Osvaldo Patrizzi ratisse large et il parvient à nous émouvoir avec des raretés qui ont voyagé dans le temps pour nous donner une leçon d'horlogerie.
Le week-end prochain s’annonce passionnant pour les amateurs...
••• 311 à 317 : DES LOTS POUR RÉÉCRIRE L’HISTOIRE DE L’HORLOGERIE
Alors qu’il vient d’ouvrir son bureau à Shanghai, où il prépare une exposition pour juin prochain, Osvaldo Patrizzi a finalement rejoint – pour cause de perturbations aériennes dues au volcan islandais – la troupe des maisons d’enchères à l’œuvre ce week-end à Genève. Pour lui, ce sera vendredi après-midi, à l’hôtel Kempinski, pour deux épisodes qui se termineront en apothéose avec les sept cahiers de manuscrits inédits de Breguet (Business Montres du 31 mars et info n° 9 du 2 avril)...
• Un petit travail d’enquête à propos de ces manuscrits révèle quelques détails intéressants. Il semblerait – tout ceci au conditionnel, fautes de certitude – que ces manuscrits aient fait partie des archives de la maison Breguet, mais qu’ils aient été donnés par Georges Brown à un riche collectionneur de montres Breguet, entre les deux guerres mondiales : c’est pour cette raison qu’ils ont échappé aux historiens et aux spécialistes de l’horlogerie, qui en connaissaient l’existence sans jamais avoir pu en disposer pour les étudier. A l’époque, les archives historiques et commerciales d’une marque n’avaient pas le caractère sacré qu’elles ont aujourd’hui. Georges Brown, qui a revendu la maison Breguet aux frères Chaumet en 1970, a ainsi dispersé des « trésors » qui manquent aujourd’hui au patrimoine de Breguet, dont la fameuse « montre perpétuelle n° 9 », disparue, qui passionnerait les collectionneurs si elle était retrouvée...

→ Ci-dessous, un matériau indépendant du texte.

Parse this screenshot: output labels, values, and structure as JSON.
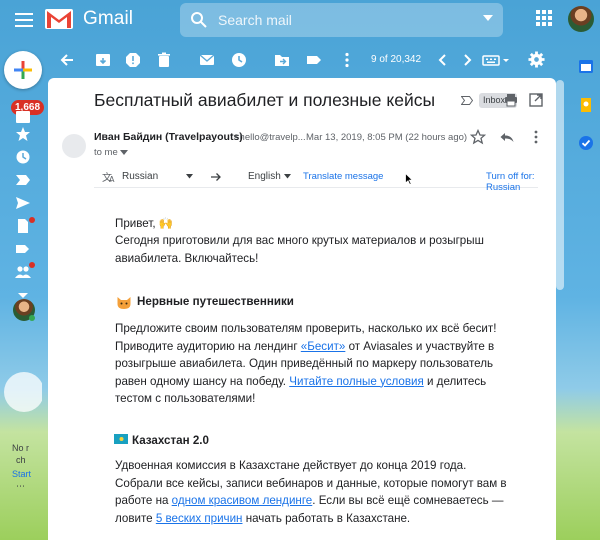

• Le nombre d’ordres laissés chez Patrizzi & Co pour ces manuscrits prouve à quel point les lots 311 à 317 de cette vente sont historiques : la liste des noms constituerait le plus magnifique des fichiers mondiaux d’amateurs de montres ! Au-delà de la seule valeur historique de ces manuscrits, leur importance pour la culture horlogère est déterminante : deux siècles avant notre époque, et quoiqu’il n’ait pas connu les montres-bracelets, Abraham Louis Breguet a déjà à peu près tout compris et quasiment tout analysé. Ses réponses aux problèmes que nous nous posons et ses analyses constituent un fantastique fil conducteur pour repenser l’horlogerie. Ses écrits continuent à nous interpeller et à nous influencer...

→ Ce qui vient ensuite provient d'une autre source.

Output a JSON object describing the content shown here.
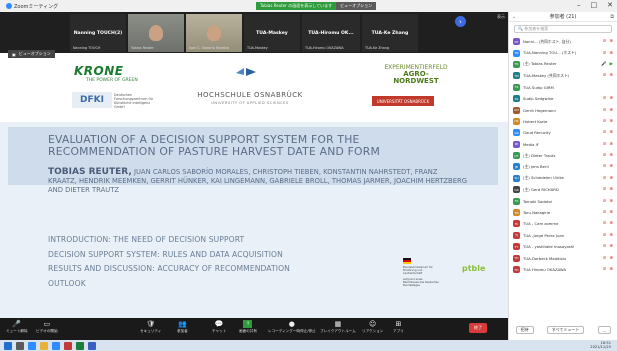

• On ne pourra plus désormais prêter telle ou telle intention à Breguet : ses propres écrits, de sa main ou sous sa dictée, témoignent d’une immense culture technique et d’une capacité de réflexion dont on comprend qu’elle ait fasciné les plus grands savants de l’époque. Pour l’histoire de l’horlogerie, il y aura avant et après la (re)découverte de ces manuscrits : bon nombre de pages sont à réécrire et quelques grands maîtres des études horlogères y laisseront des plumes, Breguet ayant eu connaissance avant eux d’innovations décisives ou attribuant en toute connaissance de cause des créations à des horlogers négligés par la postérité.
••• NE RÊVONS CEPENDANT PAS : dans ses écrits sur les « montres perpétuelles » [on dirait aujourd’hui « automatiques », Breguet ne dit rien de l’« invention » du rotor par Perrelet ou par Sarton, cette solution technique ne l’ayant guère intéressé...

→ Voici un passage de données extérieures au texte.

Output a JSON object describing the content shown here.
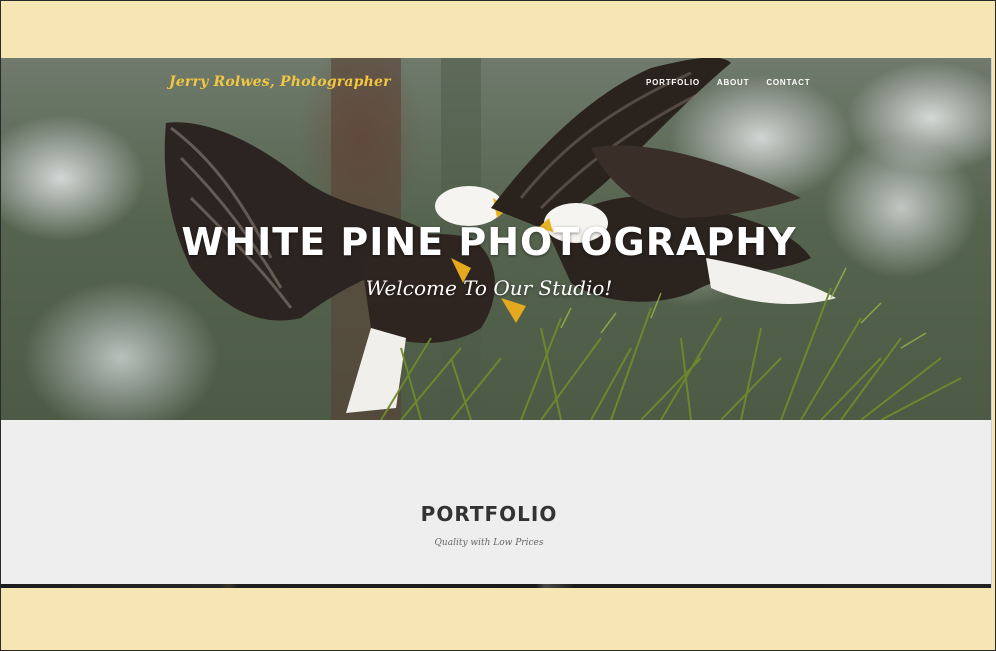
{
  "site": {
    "brand": "Jerry Rolwes, Photographer"
  },
  "nav": {
    "items": [
      {
        "label": "PORTFOLIO"
      },
      {
        "label": "ABOUT"
      },
      {
        "label": "CONTACT"
      }
    ]
  },
  "hero": {
    "title": "WHITE PINE PHOTOGRAPHY",
    "subtitle": "Welcome To Our Studio!",
    "image_subject": "two bald eagles landing on a snowy white pine"
  },
  "portfolio": {
    "title": "PORTFOLIO",
    "subtitle": "Quality with Low Prices"
  },
  "colors": {
    "page_background": "#f6e6b3",
    "brand_accent": "#f2c641",
    "section_background": "#eeeeee",
    "heading_text": "#333333",
    "nav_text": "#ffffff"
  }
}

••• UN VOYAGE DANS LE TEMPS ET LES TECHNIQUES HORLOGÈRES
Il serait cependant idiot de réduire la vente à ces lots qui bouclent le catalogue. Au fil des pages, on y trouve beaucoup de passions et d’émotions, avec ce qui pourrait être une sorte de voyage dans le temps et dans les techniques de la montre, du XVIe siècle à nos jours : Osvaldo Patrizzi nous propose, en toute fantaisie didactique, un cours d’horlogerie qui révèle de nombreuses richesses du patrimoine des marques et des manufactures, passées ou présentes.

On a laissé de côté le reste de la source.